Si nos hemos enriquecido con toda clase de bendiciones y de gracia en Cristo Jesús, como nos dice san Pablo en la carta a los Efesios, si hemos sido elegidos para ser consagrados, ser santos, para ser irreprochables en el amor, todo eso no lo podemos encerrar en nosotros mismos; si así se ha derrochado su amor en nosotros, ahora tenemos que llevarlo a los demás, tenemos que hacer partícipes a nuestro mundo de esa Sabiduría de Dios, de esa gracia; tenemos que decirle a los demás, también vosotros estáis salvados – ‘esa extraordinaria noticia de que habéis sido salvados’, como nos dice san Pablo -, también para vosotros es la salvación, el tesoro de la gloria de Dios.
Finalmente un detalle. En el envío que hace Jesús de los Doce, como hemos escuchado en el evangelio, vemos que Jesús les pide que lleven pocas cosas, ‘para el camino un bastón… unas sandalias, y nada más… ni pan, ni alforja, ni dinero suelto en la faja, ni una túnica de repuesto…’ ¿Qué querrán significar esas recomendaciones de Jesús?
El solamente nos pide disponibilidad para ir con corazón generoso a los demás; que no llevemos las ataduras de pesados bagajes o alforjas que nos impidan esa libertad de movimiento nacida del amor. No vamos a hacer ostentación de nosotros mismos ni de lo que nosotros valemos o podemos, sino que es el anuncio de Jesús y de su Reino lo que tenemos que trasmitir. Es a Jesús a quien anunciamos y en quien tienen que fijarse y a quien tienen que escuchar.
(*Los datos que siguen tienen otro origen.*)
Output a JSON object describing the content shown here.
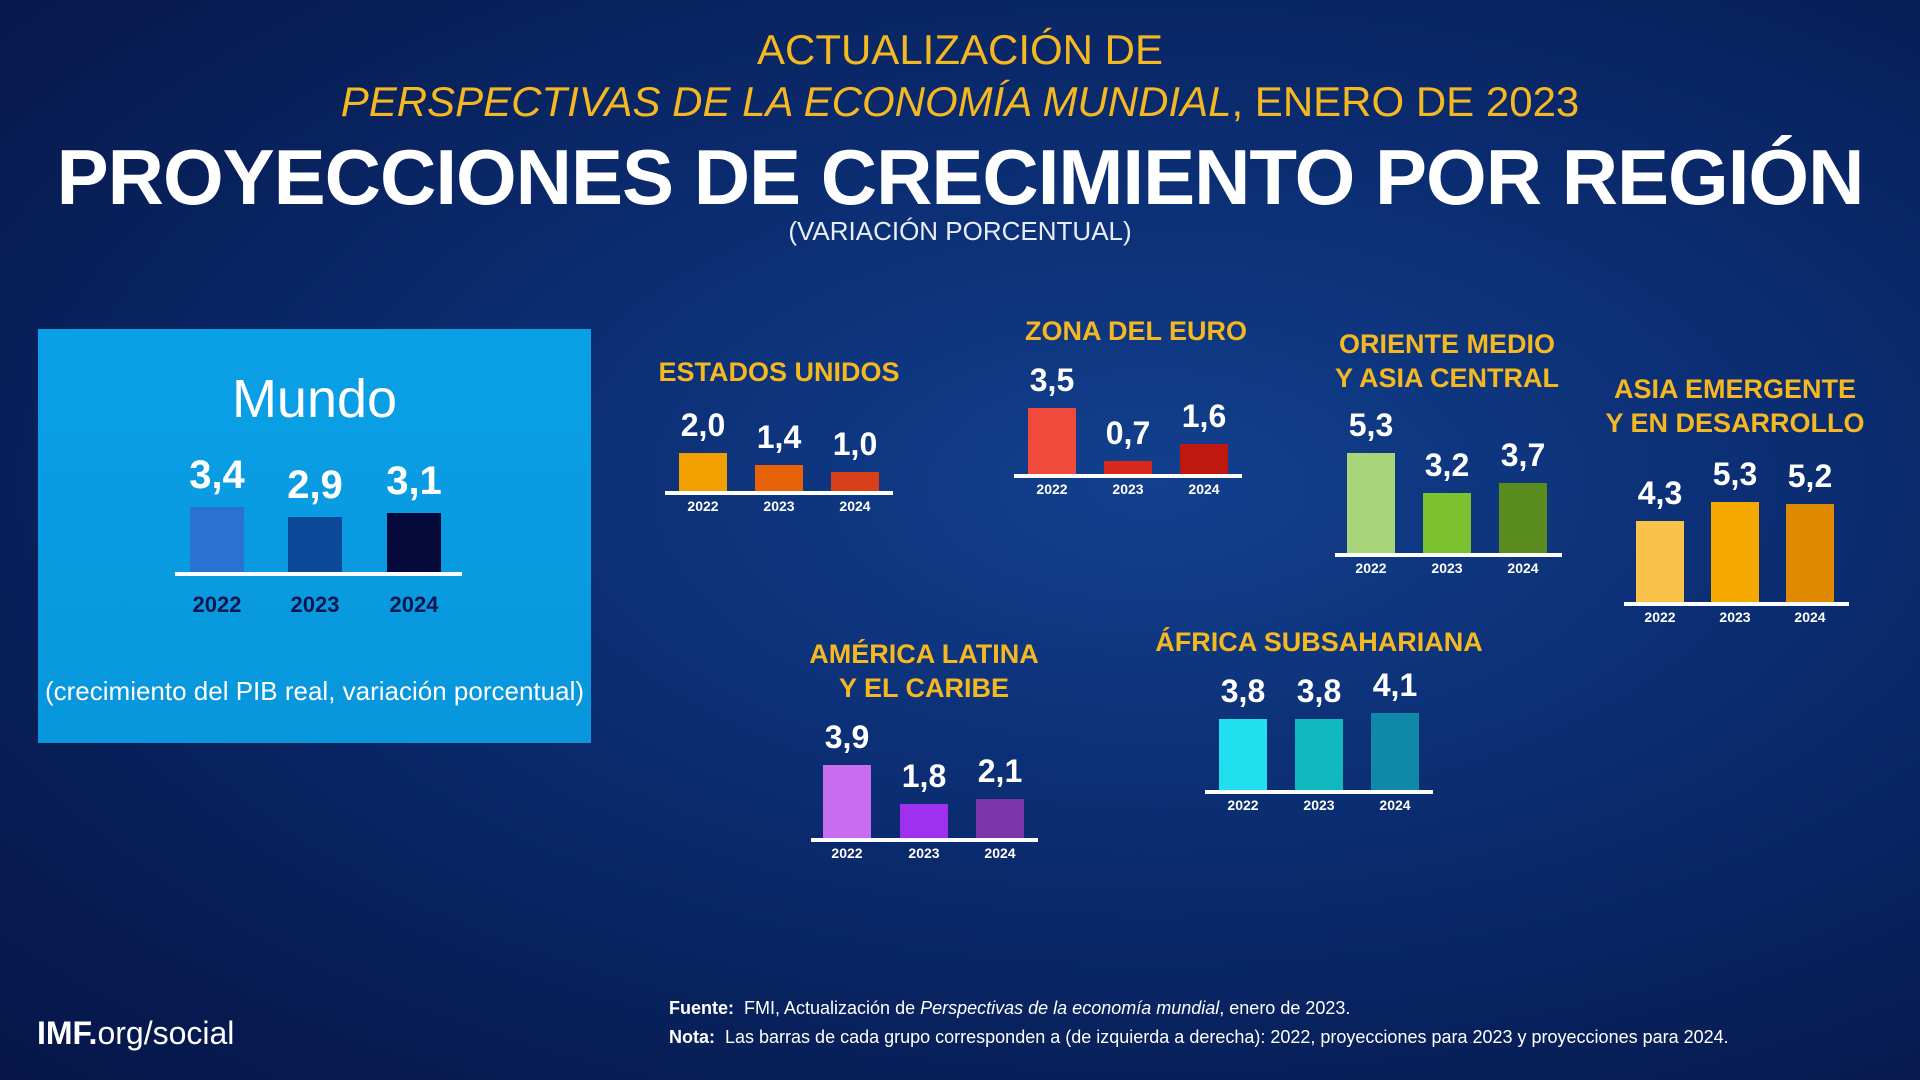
{
  "header": {
    "line1": "ACTUALIZACIÓN DE",
    "line2_italic": "PERSPECTIVAS DE LA ECONOMÍA MUNDIAL",
    "line2_rest": ", ENERO DE 2023",
    "title": "PROYECCIONES DE CRECIMIENTO POR REGIÓN",
    "subtitle": "(VARIACIÓN PORCENTUAL)"
  },
  "world_box": {
    "title": "Mundo",
    "caption": "(crecimiento del PIB real, variación porcentual)"
  },
  "chart_data": [
    {
      "type": "bar",
      "title": "Mundo",
      "categories": [
        "2022",
        "2023",
        "2024"
      ],
      "values": [
        3.4,
        2.9,
        3.1
      ],
      "labels": [
        "3,4",
        "2,9",
        "3,1"
      ],
      "colors": [
        "#2a72d2",
        "#0a4898",
        "#050a3a"
      ]
    },
    {
      "type": "bar",
      "title": "ESTADOS UNIDOS",
      "categories": [
        "2022",
        "2023",
        "2024"
      ],
      "values": [
        2.0,
        1.4,
        1.0
      ],
      "labels": [
        "2,0",
        "1,4",
        "1,0"
      ],
      "colors": [
        "#f2a000",
        "#e8620a",
        "#d9401a"
      ]
    },
    {
      "type": "bar",
      "title": "ZONA DEL EURO",
      "categories": [
        "2022",
        "2023",
        "2024"
      ],
      "values": [
        3.5,
        0.7,
        1.6
      ],
      "labels": [
        "3,5",
        "0,7",
        "1,6"
      ],
      "colors": [
        "#f04a3c",
        "#d9281e",
        "#c01810"
      ]
    },
    {
      "type": "bar",
      "title": "ORIENTE MEDIO\nY ASIA CENTRAL",
      "categories": [
        "2022",
        "2023",
        "2024"
      ],
      "values": [
        5.3,
        3.2,
        3.7
      ],
      "labels": [
        "5,3",
        "3,2",
        "3,7"
      ],
      "colors": [
        "#a8d47a",
        "#7cc230",
        "#5a8c20"
      ]
    },
    {
      "type": "bar",
      "title": "ASIA EMERGENTE\nY EN DESARROLLO",
      "categories": [
        "2022",
        "2023",
        "2024"
      ],
      "values": [
        4.3,
        5.3,
        5.2
      ],
      "labels": [
        "4,3",
        "5,3",
        "5,2"
      ],
      "colors": [
        "#f9c34a",
        "#f5a800",
        "#e08a00"
      ]
    },
    {
      "type": "bar",
      "title": "AMÉRICA LATINA\nY EL CARIBE",
      "categories": [
        "2022",
        "2023",
        "2024"
      ],
      "values": [
        3.9,
        1.8,
        2.1
      ],
      "labels": [
        "3,9",
        "1,8",
        "2,1"
      ],
      "colors": [
        "#c86cf0",
        "#a030f0",
        "#7b35a8"
      ]
    },
    {
      "type": "bar",
      "title": "ÁFRICA SUBSAHARIANA",
      "categories": [
        "2022",
        "2023",
        "2024"
      ],
      "values": [
        3.8,
        3.8,
        4.1
      ],
      "labels": [
        "3,8",
        "3,8",
        "4,1"
      ],
      "colors": [
        "#20e0f0",
        "#10b8c0",
        "#1088a8"
      ]
    }
  ],
  "footer": {
    "source_label": "Fuente:",
    "source_pre": "FMI, Actualización de ",
    "source_italic": "Perspectivas de la economía mundial",
    "source_post": ", enero de 2023.",
    "note_label": "Nota:",
    "note_text": "Las barras de cada grupo corresponden a (de izquierda a derecha): 2022, proyecciones para 2023 y proyecciones para 2024.",
    "brand_bold": "IMF.",
    "brand_rest": "org/social"
  }
}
‘Ve y profetiza a mi pueblo…’ nos dice el Señor como al profeta. Las únicas señales que tenemos que dar son las del amor. ‘Curar enfermos, echar demonios, llevar el saludo de la paz’, como los apóstoles. Seremos profetas y cumpliremos la misión confiada si damos esas señales del amor. Esos signos de amor que tendrán que traducirse en tantas cosas buenas que podemos hacer por los otros en nuestro compartir generoso, en la misericordia de nuestro corazón, en la acogida sincera y auténtica de todo hombre como hermano, en la paz que trasmitimos desde la sinceridad de nuestro corazón, en tantas y tantos obras de misericordia que tenemos oportunidad de realizar cada día.